I would say though--speaking out of turn as always--I wouldn't get all hung up on identifying yourself by what you're not. Just write it the way you think it should be. If it works, you're not going to have to harangue anyone about why so much of modern fiction's so anaemic. You can just point to the stuff that isn't. Yours.
As to that gap--sure, it's there. Probably will always be, to some degree, culture being what it is. And it's not all about snobbery (just mostly). Got a whole theory on what else it is, even--involves a general discomfiture with escapism (something someone who normally considers himself a very grounded empiricist and materialist who just wrote a fantasy novel and got bitched out for it by certain parties would know something about) and a terrible fear of displaying anything that might look like immaturity. And then there's the whole subversive nature of a lot of good speculative fiction in an era of conformity and discomfiture with substantial debate. Add that to certain cultural hangups along those axes which not everyone shares equally, and there's your gap. I could go on for pages, but will spare your comments section, for now. Besides, I should be working on a manuscript.

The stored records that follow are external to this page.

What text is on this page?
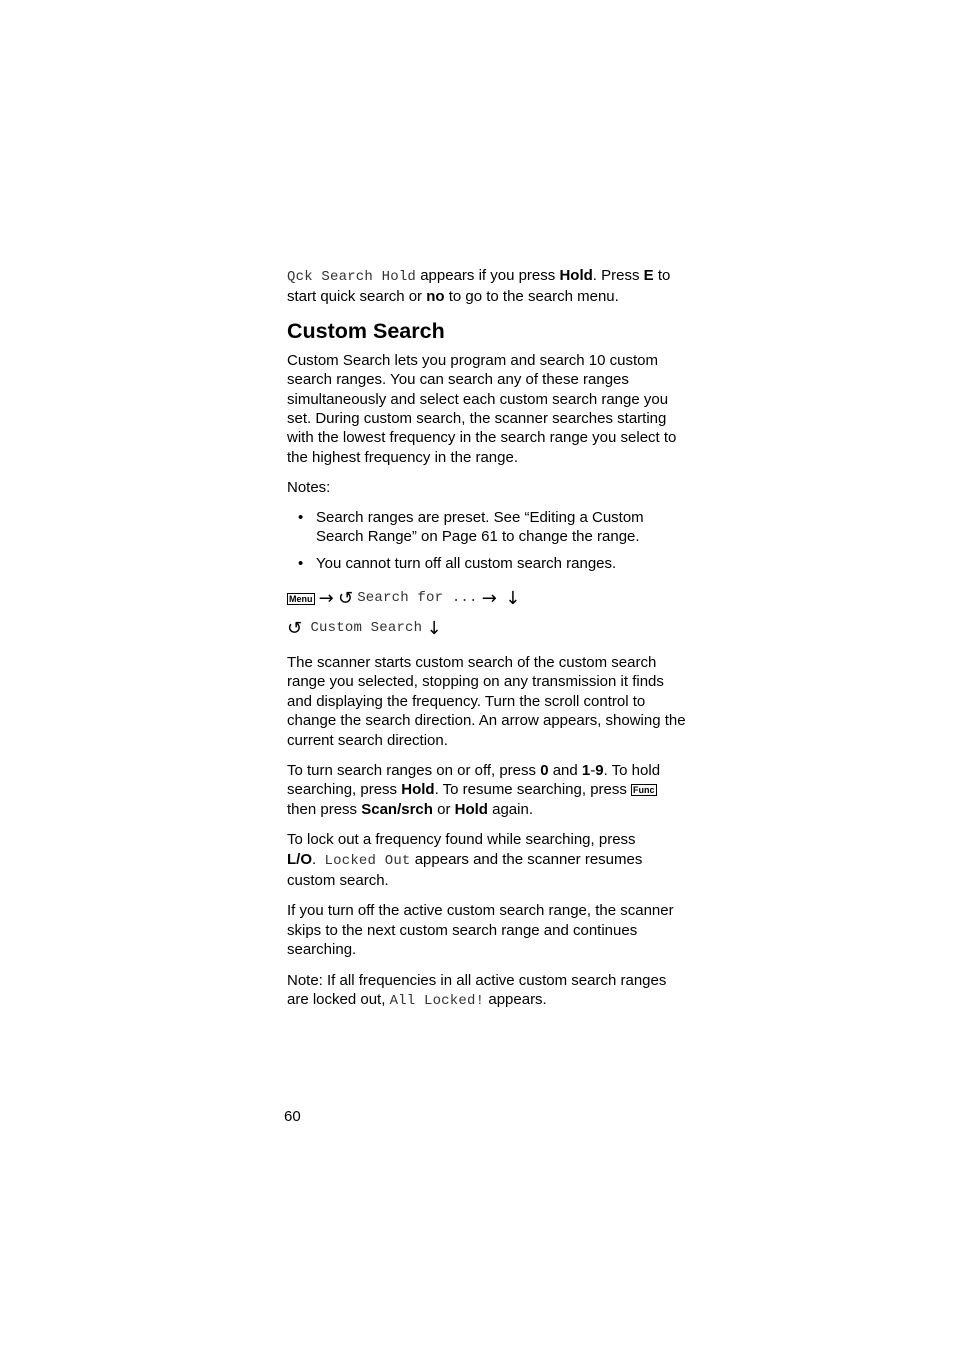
Qck Search Hold appears if you press Hold. Press E to start quick search or no to go to the search menu.

Custom Search

Custom Search lets you program and search 10 custom search ranges. You can search any of these ranges simultaneously and select each custom search range you set. During custom search, the scanner searches starting with the lowest frequency in the search range you select to the highest frequency in the range.

Notes:

• Search ranges are preset. See “Editing a Custom Search Range” on Page 61 to change the range.
• You cannot turn off all custom search ranges.
Menu
→
↺
Search for ...
→
↓
↺
Custom Search
↓

The scanner starts custom search of the custom search range you selected, stopping on any transmission it finds and displaying the frequency. Turn the scroll control to change the search direction. An arrow appears, showing the current search direction.

To turn search ranges on or off, press 0 and 1-9. To hold searching, press Hold. To resume searching, press Func then press Scan/srch or Hold again.

To lock out a frequency found while searching, press L/O.  Locked Out appears and the scanner resumes custom search.

If you turn off the active custom search range, the scanner skips to the next custom search range and continues searching.

Note: If all frequencies in all active custom search ranges are locked out, All Locked! appears.

60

As to the action films: I do my research. I research everything. And I once had a much higher tolerance for pain, and spent a lot of time watching bad movies hoping I'd be wrong. So I think I can say with much confidence: most of them really are quite unsatisfying, for some of us, anyway.
But I might try to get to a theatre for Batman Begins, just on your say-so.

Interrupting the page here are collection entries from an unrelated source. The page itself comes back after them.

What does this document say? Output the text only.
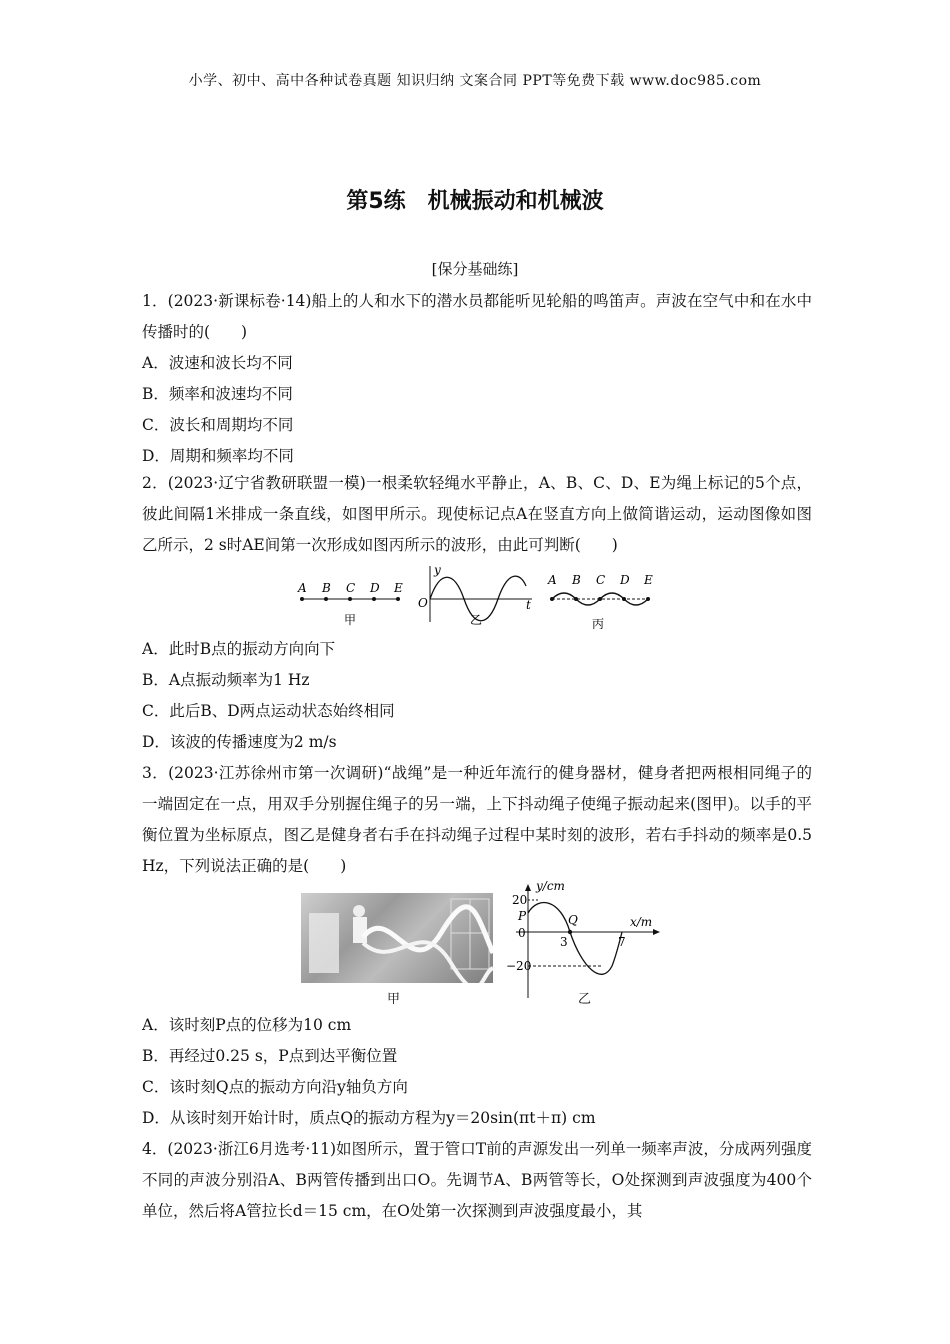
小学、初中、高中各种试卷真题 知识归纳 文案合同 PPT等免费下载 www.doc985.com
第5练　机械振动和机械波
[保分基础练]

1．(2023·新课标卷·14)船上的人和水下的潜水员都能听见轮船的鸣笛声。声波在空气中和在水中传播时的(　　)

A．波速和波长均不同

B．频率和波速均不同

C．波长和周期均不同

D．周期和频率均不同

2．(2023·辽宁省教研联盟一模)一根柔软轻绳水平静止，A、B、C、D、E为绳上标记的5个点，彼此间隔1米排成一条直线，如图甲所示。现使标记点A在竖直方向上做简谐运动，运动图像如图乙所示，2 s时AE间第一次形成如图丙所示的波形，由此可判断(　　)

A B C D E
甲
y
O	t
乙
A B C D E
丙

A．此时B点的振动方向向下

B．A点振动频率为1 Hz

C．此后B、D两点运动状态始终相同

D．该波的传播速度为2 m/s

3．(2023·江苏徐州市第一次调研)“战绳”是一种近年流行的健身器材，健身者把两根相同绳子的一端固定在一点，用双手分别握住绳子的另一端，上下抖动绳子使绳子振动起来(图甲)。以手的平衡位置为坐标原点，图乙是健身者右手在抖动绳子过程中某时刻的波形，若右手抖动的频率是0.5 Hz，下列说法正确的是(　　)

甲
y/cm
x/m
20
P	Q
0
3	7
−20
乙

A．该时刻P点的位移为10 cm

B．再经过0.25 s，P点到达平衡位置

C．该时刻Q点的振动方向沿y轴负方向

D．从该时刻开始计时，质点Q的振动方程为y＝20sin(πt＋π) cm

4．(2023·浙江6月选考·11)如图所示，置于管口T前的声源发出一列单一频率声波，分成两列强度不同的声波分别沿A、B两管传播到出口O。先调节A、B两管等长，O处探测到声波强度为400个单位，然后将A管拉长d＝15 cm，在O处第一次探测到声波强度最小，其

Oh. Wait. I think I found him. Told you I was good at this...
One novel, far as I can tell. Realizing Hannah. In 1997. Seems to be pretty hard to get hold of, now.
Not that that's anything to be ashamed of, of course. I'm sure he was just ahead of his time or something.
Or it was a really bad book. But hey, it was his first. Maybe it just didn't find its audience. That happens a lot, I hear. And maybe there've been others... which I just can't seem to find.
Fun fact: the search terms '"Realizing Hannah" novel' are, in fact, a perfect three word Google bomb. One hit in the whole wide world.
Oh, you found Hannah, huh? Last I heard it was in publishing limbo; he'd been paid the advance but the editor had left, and no one knew what would become of it.
Mark Walters was my college creative writing professor. I learned a lot from him, tho not, perhaps, what he would have wanted me to learn. His two favorite words were "banal" and "ambivalent." His favorite authors were Updike and Faulkner; he force-fed us the Atlantic Monthly and the New Yorker. He had an excerpt from Realizing Hannah published as a short in the Atlantic Monthly. He was very proud. I considered it an example of everything that was wrong with the state of contemporary fiction.
I'm not all down on the man; he said several complimentary things about my work, and when I dropped out of college he said, "Let me know when you get into print." He just thought that I was wasting my abilities on genre fiction. He really did think plot was a dirty word, and said as much in an interview in the 1997 Writer's Market.
Realizing Hannah is the story of an English professor in a small Midwestern private college, watching his wife be pregnant for nine months. I was and am deeply scornful of it. The man was a decent writer, but just as he thought I was wasting my time writing adventure fiction, I think it's a waste of time to distill one's life onto the page. Real life is boring.
Hee hee. Well, it depends on your life, I guess...
Okay. Getting gratuitous. Stopping now.